Because it’s a crowdsourcing experiment though, the study must grab the attention of the crowd, not just digital humanities scholars. This summer, the Year of the Bay project made big moves outside the walls of academe and into the streets, museums, libraries, historical societies, and even onto the waters of the San Francisco Bay—which is how I found myself talking with crewmembers aboard the Alma. As the project gained traction in these various environments, the vocabulary necessarily changed.
Though not my official title, I became a translator of sorts. As I traveled with the project idea into the depths of the San Francisco’s Chronicle archives, into historical galleries and libraries, and across the bay on historic scow schooners—I found ways to talk with historians, sailors, photographers, artists, and teachers about this digital crowdsourcing project that would return metadata to them and research data to us.
After all this, I’ve come up with a general description that I now like to use. The Year of the Bay project goes something like this:
- We at the Bill Lane Center work with technologists and designers to create a website where local historical and environmental organizations can upload digitized documents from their archives and collections. The organizations (like the San Francisco National Historical Park where the Alma currently resides) contribute maps, photographs, articles, letters, posters, travel logs, anything relating to the “environmental history” of the Bay.

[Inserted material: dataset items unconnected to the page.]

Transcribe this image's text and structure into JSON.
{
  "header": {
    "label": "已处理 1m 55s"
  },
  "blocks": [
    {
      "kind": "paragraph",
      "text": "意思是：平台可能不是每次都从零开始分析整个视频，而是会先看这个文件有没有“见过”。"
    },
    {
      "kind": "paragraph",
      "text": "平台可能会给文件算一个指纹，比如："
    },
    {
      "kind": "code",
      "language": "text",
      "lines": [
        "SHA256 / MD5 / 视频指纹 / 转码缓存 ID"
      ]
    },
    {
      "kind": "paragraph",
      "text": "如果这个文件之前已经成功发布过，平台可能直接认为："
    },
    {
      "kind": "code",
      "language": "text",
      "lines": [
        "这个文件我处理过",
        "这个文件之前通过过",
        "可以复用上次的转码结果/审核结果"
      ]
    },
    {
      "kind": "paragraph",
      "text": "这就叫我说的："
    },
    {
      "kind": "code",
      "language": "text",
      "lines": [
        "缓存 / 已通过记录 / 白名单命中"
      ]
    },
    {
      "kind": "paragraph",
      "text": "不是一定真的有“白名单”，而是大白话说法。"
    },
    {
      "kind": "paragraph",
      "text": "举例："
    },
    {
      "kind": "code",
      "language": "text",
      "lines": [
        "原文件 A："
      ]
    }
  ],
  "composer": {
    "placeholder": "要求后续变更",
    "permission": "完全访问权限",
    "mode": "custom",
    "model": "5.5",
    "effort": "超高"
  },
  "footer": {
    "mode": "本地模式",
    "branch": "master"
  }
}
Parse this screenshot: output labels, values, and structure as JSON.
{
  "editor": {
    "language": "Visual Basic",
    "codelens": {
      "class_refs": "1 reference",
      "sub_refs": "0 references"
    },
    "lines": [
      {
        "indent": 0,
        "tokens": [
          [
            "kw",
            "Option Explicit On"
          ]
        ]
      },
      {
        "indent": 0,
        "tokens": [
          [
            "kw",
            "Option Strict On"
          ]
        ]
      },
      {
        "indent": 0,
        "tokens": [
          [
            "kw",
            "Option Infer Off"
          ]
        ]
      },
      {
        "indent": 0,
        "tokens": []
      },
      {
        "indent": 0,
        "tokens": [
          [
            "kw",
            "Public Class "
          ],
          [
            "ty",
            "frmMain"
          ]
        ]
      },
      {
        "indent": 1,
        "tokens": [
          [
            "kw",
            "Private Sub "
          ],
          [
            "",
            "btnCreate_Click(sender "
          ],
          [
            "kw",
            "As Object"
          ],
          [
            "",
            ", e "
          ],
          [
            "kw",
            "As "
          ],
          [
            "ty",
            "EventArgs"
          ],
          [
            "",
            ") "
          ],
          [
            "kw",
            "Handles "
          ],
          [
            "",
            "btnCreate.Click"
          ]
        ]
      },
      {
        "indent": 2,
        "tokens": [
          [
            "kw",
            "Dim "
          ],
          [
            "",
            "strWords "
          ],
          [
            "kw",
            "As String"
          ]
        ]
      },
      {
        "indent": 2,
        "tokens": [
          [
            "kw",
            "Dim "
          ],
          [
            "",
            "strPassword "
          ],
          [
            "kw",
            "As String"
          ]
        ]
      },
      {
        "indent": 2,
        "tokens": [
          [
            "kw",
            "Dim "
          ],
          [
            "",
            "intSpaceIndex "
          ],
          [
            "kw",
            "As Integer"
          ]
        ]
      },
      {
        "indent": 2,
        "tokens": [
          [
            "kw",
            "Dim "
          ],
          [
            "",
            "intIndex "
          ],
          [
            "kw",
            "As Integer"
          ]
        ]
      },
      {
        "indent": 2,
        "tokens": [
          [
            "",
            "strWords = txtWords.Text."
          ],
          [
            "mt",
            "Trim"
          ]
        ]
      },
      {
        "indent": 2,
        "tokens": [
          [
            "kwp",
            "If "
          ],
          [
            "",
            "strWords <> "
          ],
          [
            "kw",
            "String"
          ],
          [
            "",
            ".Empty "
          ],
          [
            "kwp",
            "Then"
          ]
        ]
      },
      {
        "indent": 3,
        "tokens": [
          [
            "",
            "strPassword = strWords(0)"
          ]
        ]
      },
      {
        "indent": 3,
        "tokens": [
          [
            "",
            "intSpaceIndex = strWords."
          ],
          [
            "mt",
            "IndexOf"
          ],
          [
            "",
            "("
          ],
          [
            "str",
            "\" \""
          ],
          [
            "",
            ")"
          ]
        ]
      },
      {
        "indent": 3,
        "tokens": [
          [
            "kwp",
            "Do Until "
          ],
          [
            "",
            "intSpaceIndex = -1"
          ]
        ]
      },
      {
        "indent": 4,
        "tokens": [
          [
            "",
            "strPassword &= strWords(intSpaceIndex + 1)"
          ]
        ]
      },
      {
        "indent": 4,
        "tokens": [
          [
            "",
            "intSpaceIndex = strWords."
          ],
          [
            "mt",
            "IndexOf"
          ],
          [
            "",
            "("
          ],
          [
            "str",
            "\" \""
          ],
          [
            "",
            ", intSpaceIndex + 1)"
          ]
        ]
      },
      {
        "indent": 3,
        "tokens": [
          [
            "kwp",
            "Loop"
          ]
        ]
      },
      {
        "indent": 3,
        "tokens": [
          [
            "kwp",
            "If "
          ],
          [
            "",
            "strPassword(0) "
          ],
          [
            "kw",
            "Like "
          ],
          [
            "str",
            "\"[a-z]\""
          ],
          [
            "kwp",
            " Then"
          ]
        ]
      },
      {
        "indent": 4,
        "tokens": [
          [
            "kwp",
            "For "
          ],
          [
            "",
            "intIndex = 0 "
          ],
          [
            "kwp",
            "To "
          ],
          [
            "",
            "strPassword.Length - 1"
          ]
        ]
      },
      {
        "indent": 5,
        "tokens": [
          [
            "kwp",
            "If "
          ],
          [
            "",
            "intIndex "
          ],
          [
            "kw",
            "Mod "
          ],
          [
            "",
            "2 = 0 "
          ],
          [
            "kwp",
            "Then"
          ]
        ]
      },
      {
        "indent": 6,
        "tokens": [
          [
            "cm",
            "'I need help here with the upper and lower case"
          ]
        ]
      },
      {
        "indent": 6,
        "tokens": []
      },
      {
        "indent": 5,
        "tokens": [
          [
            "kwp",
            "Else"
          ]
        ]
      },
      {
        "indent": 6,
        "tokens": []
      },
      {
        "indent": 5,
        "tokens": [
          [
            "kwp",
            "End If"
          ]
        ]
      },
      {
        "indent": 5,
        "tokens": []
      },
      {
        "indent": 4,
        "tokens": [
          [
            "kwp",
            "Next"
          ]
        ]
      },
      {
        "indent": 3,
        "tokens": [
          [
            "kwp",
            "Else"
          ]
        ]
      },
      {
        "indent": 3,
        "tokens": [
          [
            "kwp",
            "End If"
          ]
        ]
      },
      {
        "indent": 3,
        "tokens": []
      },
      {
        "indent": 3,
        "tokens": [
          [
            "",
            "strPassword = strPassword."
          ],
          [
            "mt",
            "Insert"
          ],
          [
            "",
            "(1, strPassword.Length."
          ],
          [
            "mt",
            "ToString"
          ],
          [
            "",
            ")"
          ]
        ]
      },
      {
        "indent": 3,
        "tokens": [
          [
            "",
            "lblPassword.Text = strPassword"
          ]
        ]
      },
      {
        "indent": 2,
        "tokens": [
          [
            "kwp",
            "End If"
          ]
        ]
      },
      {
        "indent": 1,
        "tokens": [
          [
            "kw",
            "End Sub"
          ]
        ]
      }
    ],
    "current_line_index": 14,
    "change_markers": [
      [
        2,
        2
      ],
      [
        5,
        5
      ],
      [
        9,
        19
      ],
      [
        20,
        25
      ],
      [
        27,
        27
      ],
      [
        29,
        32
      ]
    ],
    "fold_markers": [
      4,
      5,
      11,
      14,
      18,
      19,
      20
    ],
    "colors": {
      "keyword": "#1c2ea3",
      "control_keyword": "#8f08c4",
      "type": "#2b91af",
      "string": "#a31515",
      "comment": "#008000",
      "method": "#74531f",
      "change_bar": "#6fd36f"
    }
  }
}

- The website is open to the public, which means that all documents that the participating organizations share on the website are available to the public to view.
- The public can then respond to the documents. They can, for example, view a photograph and tag it with a location, event, or provide a caption. They can read an article and tell a similar story of their own. They can place events on timelines. They can view old maps and date them or provide a cartographer’s name.
- The organizations that share documents receive the metadata for their shared documents. That is, any dates, tags, labels, or comments that the public provides goes to the organizations. The organizations can then use that metadata however they wish. For old archives, this metadata may be new and valuable information for the organization.
- We at the Center watch how the process works. Who looks at the site? How long do they stay on it? What are they most interested in? What type of documents draw the most attention? What motivates people to contribute to the site? What percentage of contribution is useful information?
- We can then use that information to move forward with crowdsourcing in the humanities.
As the project navigated its way outside the walls of academe and into various, more public sectors, I have navigated with it. Myself a recent graduate, that movement between academe and the public has been exactly right for me.